Joint pedestrian trajectory prediction has long grappled with the inherent unpredictability of human behaviors. Recent investigations employing variants of conditional diffusion models in trajectory prediction have exhibited notable success. Nevertheless, the heavy dependence on accurate historical data results in their vulnerability to noise disturbances and data incompleteness. To improve the robustness and reliability, we introduce the Guided Full Trajectory Diffuser (GFTD), a novel diffusion model framework that captures the joint full (historical and future) trajectory distribution. By learning from the full trajectory, GFTD can recover the noisy and missing data, hence improving the robustness. In addition, GFTD can adapt to data imperfections without additional training requirements, leveraging posterior sampling for reliable prediction and controllable generation. Our approach not only simplifies the prediction process but also enhances generalizability in scenarios with noise and incomplete inputs. Through rigorous experimental evaluation, GFTD exhibits superior performance in both trajectory prediction and controllable generation.

Figures (4)

• Figure 1: Illustration of existing trajectory prediction framework and our guided full trajectory diffuser framework. (a) Multi-agent trajectory prediction methods directly generate entire future trajectories through supervised learning. (b) Diffusion-based Multi-agent trajectory prediction methods generate future trajectories step-by-step during the denoising process. (c) Our method for multi-agent trajectory prediction incorporates history guidance within the diffusion framework. It predicts entire trajectories and supports additional capabilities in a single model, including Noise-Robust Trajectory Prediction, Incomplete Data Prediction, and Controllable Trajectory Generation.
• Figure 2: Architecture of our proposed GFTD framework. During inference, GFTD samples from Gaussian noise, and iteratively recover data with the denoise module $\epsilon_{\theta}$. It takes in noisy latent node features $x_t^i$ and edge features $e$. After MLP encoding, the edge is augmented by concatenating the encoded node features and they are both sent into the Processor which consists of stacked Graph Attention (GAT) layers.
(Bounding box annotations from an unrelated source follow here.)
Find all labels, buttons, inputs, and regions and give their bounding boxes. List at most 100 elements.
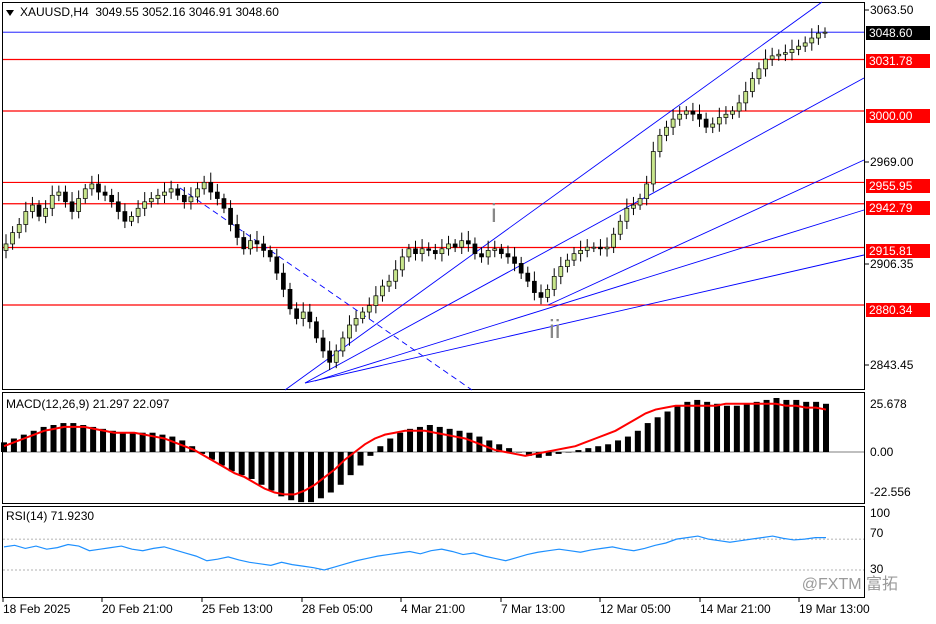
candle-body-25 [168,188,174,193]
candle-body-111 [736,102,742,112]
candle-body-62 [413,248,418,255]
macd-tick-zero: 0.00 [870,445,894,459]
macd-bar-69 [684,401,691,452]
macd-pane[interactable] [2,392,865,504]
macd-bar-31 [308,452,315,503]
candle-body-98 [650,151,656,185]
candle-body-68 [452,243,458,248]
candle-body-39 [261,243,266,251]
trend-line-4 [547,159,865,306]
trend-line-0 [284,1,823,391]
macd-bar-11 [109,430,116,452]
candle-body-44 [294,308,299,319]
candle-body-90 [598,246,603,250]
candle-body-60 [399,256,405,271]
macd-bar-40 [397,432,404,452]
macd-bar-73 [723,405,730,452]
level-badge-3000: 3000.00 [866,109,930,123]
candle-body-53 [353,318,359,326]
candle-body-101 [670,118,676,128]
candle-body-117 [776,53,782,57]
price-pane[interactable] [2,2,865,390]
rsi-pane[interactable] [2,506,865,598]
time-tick-1: 20 Feb 21:00 [102,602,173,616]
level-badge-2955: 2955.95 [866,179,930,193]
candle-body-77 [512,256,517,264]
macd-bar-63 [624,436,631,452]
candle-body-87 [578,250,583,255]
trend-line-2 [314,209,865,382]
candle-body-63 [419,248,425,255]
macd-bar-38 [377,446,384,452]
macd-bar-59 [585,448,592,452]
candle-body-71 [472,243,478,255]
candle-body-15 [102,191,108,196]
macd-bar-37 [367,452,374,456]
candle-body-50 [333,350,339,363]
candle-body-21 [142,201,148,209]
candle-body-29 [195,188,200,198]
candle-body-91 [604,246,610,250]
candle-body-13 [89,183,95,190]
macd-bar-51 [506,448,513,452]
macd-bar-75 [743,403,750,452]
macd-bar-47 [466,432,473,452]
candle-body-116 [769,55,775,60]
dropdown-triangle-icon[interactable] [6,9,14,16]
macd-bar-57 [565,452,572,453]
wave-label-i: i [491,198,497,228]
candle-body-4 [30,204,35,212]
macd-bar-60 [595,446,602,452]
macd-bar-21 [208,452,215,460]
candle-body-57 [380,285,385,297]
price-tick-1: 2969.00 [870,155,914,169]
candle-body-109 [723,113,729,118]
macd-bar-25 [248,452,255,479]
macd-bar-56 [555,452,562,454]
macd-bar-8 [80,425,87,452]
time-tick-5: 7 Mar 13:00 [501,602,566,616]
candle-body-41 [274,256,280,274]
candle-body-100 [664,126,669,136]
candle-body-124 [822,31,828,34]
candle-body-88 [584,246,590,251]
current-price-badge: 3048.60 [866,26,930,40]
macd-bar-24 [238,452,245,476]
candle-body-82 [545,288,550,298]
symbol-header[interactable]: XAUUSD,H4 3049.55 3052.16 3046.91 3048.6… [6,5,279,19]
macd-bar-43 [426,425,433,452]
macd-bar-6 [60,423,67,452]
candle-body-85 [565,259,570,267]
candle-body-20 [135,207,141,217]
symbol-name: XAUUSD,H4 [20,5,89,19]
macd-bar-16 [159,434,166,452]
macd-bar-80 [793,399,800,452]
macd-bar-52 [515,452,522,453]
candle-body-76 [505,253,511,258]
macd-bar-82 [813,401,820,452]
candle-body-43 [287,288,293,310]
macd-bar-81 [803,401,810,452]
candle-body-120 [796,45,801,50]
price-tick-2: 2906.35 [870,257,914,271]
candle-body-30 [201,181,207,190]
macd-bar-2 [20,434,27,452]
time-tick-8: 19 Mar 13:00 [799,602,870,616]
wave-label-ii: ii [549,314,561,344]
macd-bar-29 [288,452,295,501]
macd-bar-26 [258,452,265,485]
candle-body-84 [558,266,564,277]
macd-bar-10 [100,428,107,452]
macd-bar-62 [615,440,622,452]
candle-body-59 [393,269,399,282]
macd-bar-23 [228,452,235,472]
candle-body-22 [148,198,154,203]
time-tick-4: 4 Mar 21:00 [401,602,466,616]
candle-body-115 [763,58,768,70]
candle-body-45 [300,311,306,319]
candle-body-64 [426,248,432,251]
candle-body-118 [783,52,788,55]
candle-body-114 [756,68,762,79]
candle-body-38 [254,240,260,245]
We then map the nodes to the same dimensions as $x_t$ and add residual connection, resulting in the predicted intermediate noise $\epsilon_t$. After each denoise step, we address conditions through posterior sampling. Finally, the denoised latent nodes $x_0$ are converted to trajectory space.
• Figure 3: Qualitative visualization of controllable generation. Red lines represent the ground truth trajectories. With the given goal point and history, our model can generate goal-oriented trajectories with considerable realism.
• Figure 4: JADE/JFDE performance comparison between GFDT and GFDT+RePaint with noisy data input.